Я был дико измотан. Все что угодно, лишь бы это кончилось. И я попробовал. С тех пор наркотики очень надолго вошли в мою жизнь.
* * *
Закона, запрещающего употребление наркотиков, тогда не существовало. Веществ, расширяющих сознание, в TaMtAm’е было навалом. Тем более что стоили они — копейки. Пи-Си-Пи продавали то ли в три, то ли в шесть раз дешевле, чем водку. При этом от водки с утра у тебя будет болеть голова, а от этой штуки ты на несколько суток превращался в инопланетянина, и все вокруг говорили, что для здоровья Пи-Си-Пи совсем не вреден.
К 1994 году TaMtAm превратился в космопорт. Клуб был битком набит инопланетянами. Куча идей, причудливые лица, абсолютная свобода, безумное многообразие. Адекватных людей в клубе не было вообще. Охрана пропускала внутрь только инопланетян, а обычным людям на входе говорили:
— Извини, дружище! Тебе этот клуб не подходит.
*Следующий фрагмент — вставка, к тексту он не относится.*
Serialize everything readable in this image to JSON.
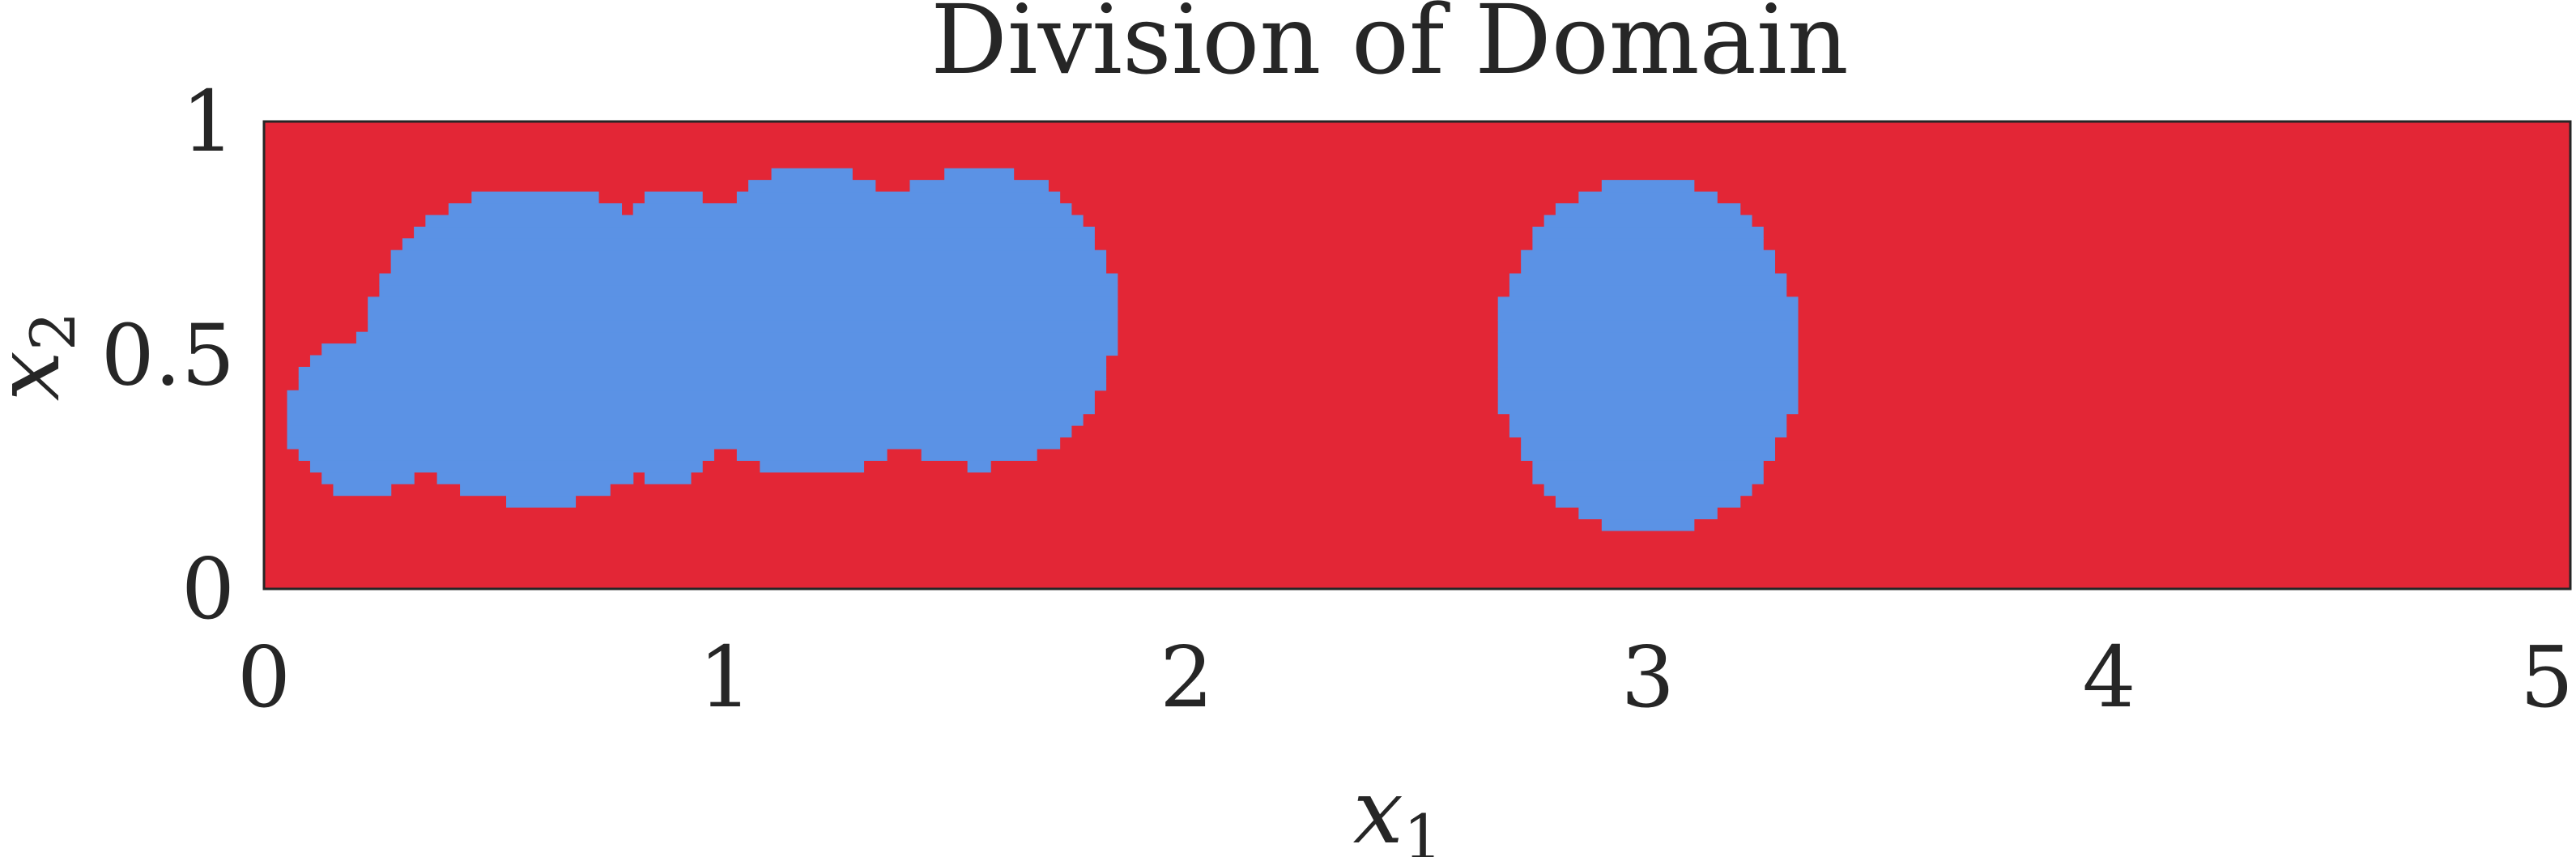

Страна снаружи переживала трудные времена — а нам было наплевать. Мир агонизировал и изменялся по нескольку раз в день — но наш мир менялся еще быстрее. Заслуга TaMtAm’а состоит в том, что он показал целому поколению: можно обходиться без всего остального мира. Хочешь играть музыку — наплюй на шоу-бизнес и просто играй! Хочешь быть свободным — приходи к нам и будь! Музыканты рок-клубовской волны пытались куда-то вылезти, пробиться, занять место, кому-то что-то доказать. Мы в TaMtAm’е чувствовали себя самодостаточными. У нас был клуб, а все остальное нам было не нужно.
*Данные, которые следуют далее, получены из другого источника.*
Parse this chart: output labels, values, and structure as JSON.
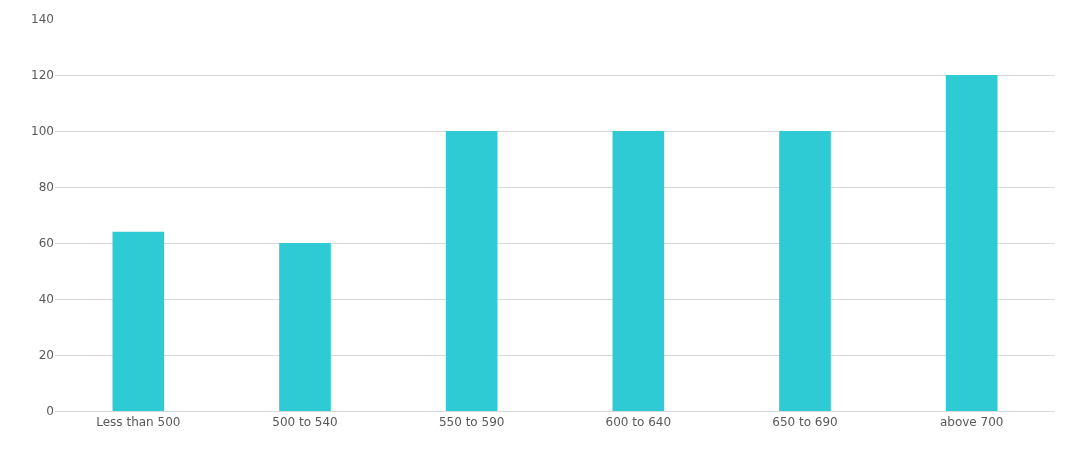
{
  "chart_data": {
    "type": "bar",
    "categories": [
      "Less than 500",
      "500 to 540",
      "550 to 590",
      "600 to 640",
      "650 to 690",
      "above 700"
    ],
    "values": [
      64,
      60,
      100,
      100,
      100,
      120
    ],
    "color": "#2ecbd4",
    "ylim": [
      0,
      140
    ],
    "yticks": [
      0,
      20,
      40,
      60,
      80,
      100,
      120,
      140
    ],
    "grid": "y"
  }
}
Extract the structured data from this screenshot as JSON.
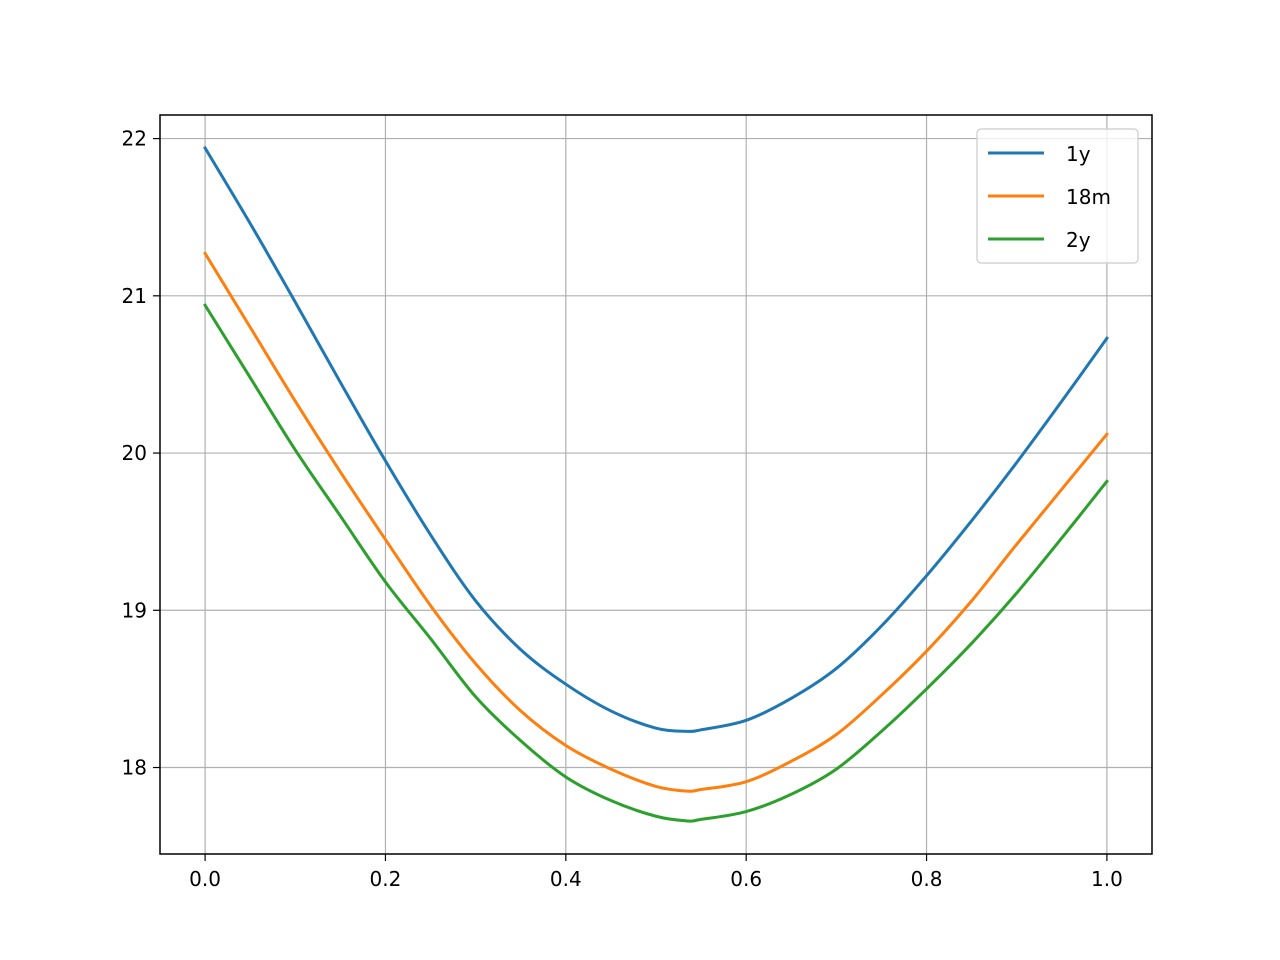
{
  "chart_data": {
    "type": "line",
    "title": "",
    "xlabel": "",
    "ylabel": "",
    "xlim": [
      -0.05,
      1.05
    ],
    "ylim": [
      17.45,
      22.15
    ],
    "grid": true,
    "legend_position": "top-right",
    "x_ticks": [
      {
        "value": 0.0,
        "label": "0.0"
      },
      {
        "value": 0.2,
        "label": "0.2"
      },
      {
        "value": 0.4,
        "label": "0.4"
      },
      {
        "value": 0.6,
        "label": "0.6"
      },
      {
        "value": 0.8,
        "label": "0.8"
      },
      {
        "value": 1.0,
        "label": "1.0"
      }
    ],
    "y_ticks": [
      {
        "value": 18,
        "label": "18"
      },
      {
        "value": 19,
        "label": "19"
      },
      {
        "value": 20,
        "label": "20"
      },
      {
        "value": 21,
        "label": "21"
      },
      {
        "value": 22,
        "label": "22"
      }
    ],
    "x": [
      0.0,
      0.05,
      0.1,
      0.15,
      0.2,
      0.25,
      0.3,
      0.35,
      0.4,
      0.45,
      0.5,
      0.535,
      0.55,
      0.6,
      0.65,
      0.7,
      0.75,
      0.8,
      0.85,
      0.9,
      0.95,
      1.0
    ],
    "series": [
      {
        "name": "1y",
        "color": "#1f77b4",
        "values": [
          21.94,
          21.46,
          20.96,
          20.45,
          19.95,
          19.48,
          19.06,
          18.75,
          18.53,
          18.36,
          18.25,
          18.23,
          18.24,
          18.3,
          18.44,
          18.63,
          18.9,
          19.22,
          19.57,
          19.94,
          20.33,
          20.73
        ]
      },
      {
        "name": "18m",
        "color": "#ff7f0e",
        "values": [
          21.27,
          20.8,
          20.33,
          19.88,
          19.45,
          19.03,
          18.66,
          18.36,
          18.14,
          17.99,
          17.88,
          17.85,
          17.86,
          17.91,
          18.04,
          18.21,
          18.46,
          18.74,
          19.06,
          19.42,
          19.77,
          20.12
        ]
      },
      {
        "name": "2y",
        "color": "#2ca02c",
        "values": [
          20.94,
          20.48,
          20.02,
          19.6,
          19.18,
          18.82,
          18.45,
          18.17,
          17.94,
          17.79,
          17.69,
          17.66,
          17.67,
          17.72,
          17.83,
          17.99,
          18.23,
          18.5,
          18.79,
          19.11,
          19.46,
          19.82
        ]
      }
    ]
  }
}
В группе я начал играть с семнадцати лет. Мы исполняли жесткую музыку — треш-металл. Слушали нас суровые, нахмуренные типы: агрессивный внешний вид, черная кожа, шипы и черепа. За этими черепами скрывались, может быть, самые искренние отношения из всех, что я встречал в жизни.
Знаешь, когда сотни крошечных ежей сбиваются в стаю, то иглы они упирают не друг в друга, а наружу — прямо в лицо миру. Наши слушатели выглядели как банда вурдалаков. Хотя на самом деле они были такими же, как я: растерянными и беззащитными. Теперь нас было много. Когда ты растворяешься среди других людей, страх перед жизнью исчезает сам собой. Это очень сильное ощущение: что-то общее, одно на всех. Каждый человек в косухе тебе брат. Каждый человек с длинными волосами — точно такой же, как ты. Ради этого отдать можно все на свете.
К середине десятилетия я все для себя понял. У меня больше не было работы, и я не собирался ее искать. Я знал, что больше не буду пытаться жить как все. Денег не было, жить было не на что, плюс это был пик моего увлечения наркотиками… Впервые в жизни я был полностью свободен.
Вместе с двумя девчонками я снимал комнату в коммуналке на улице Восстания. Соседи считали, что по ночам мы занимаемся черт знает чем. На их мнение мне было глубоко наплевать. На выходные девушки ездили к папам и мамам и привозили оттуда хлеб, сахар и сливочное масло. Я со своими родителями не общался принципиально. Официально все трое числились работниками конюшни при зоопарке. Чтобы не кинуться от недоедания, иногда воровал у лошадей морковку и колол себе в ноги витамин B12.
Несмотря ни на что я был счастлив. Тогда я еще не знал, что жизнь — это куда более сложная штука, чем всем нам казалось сперва.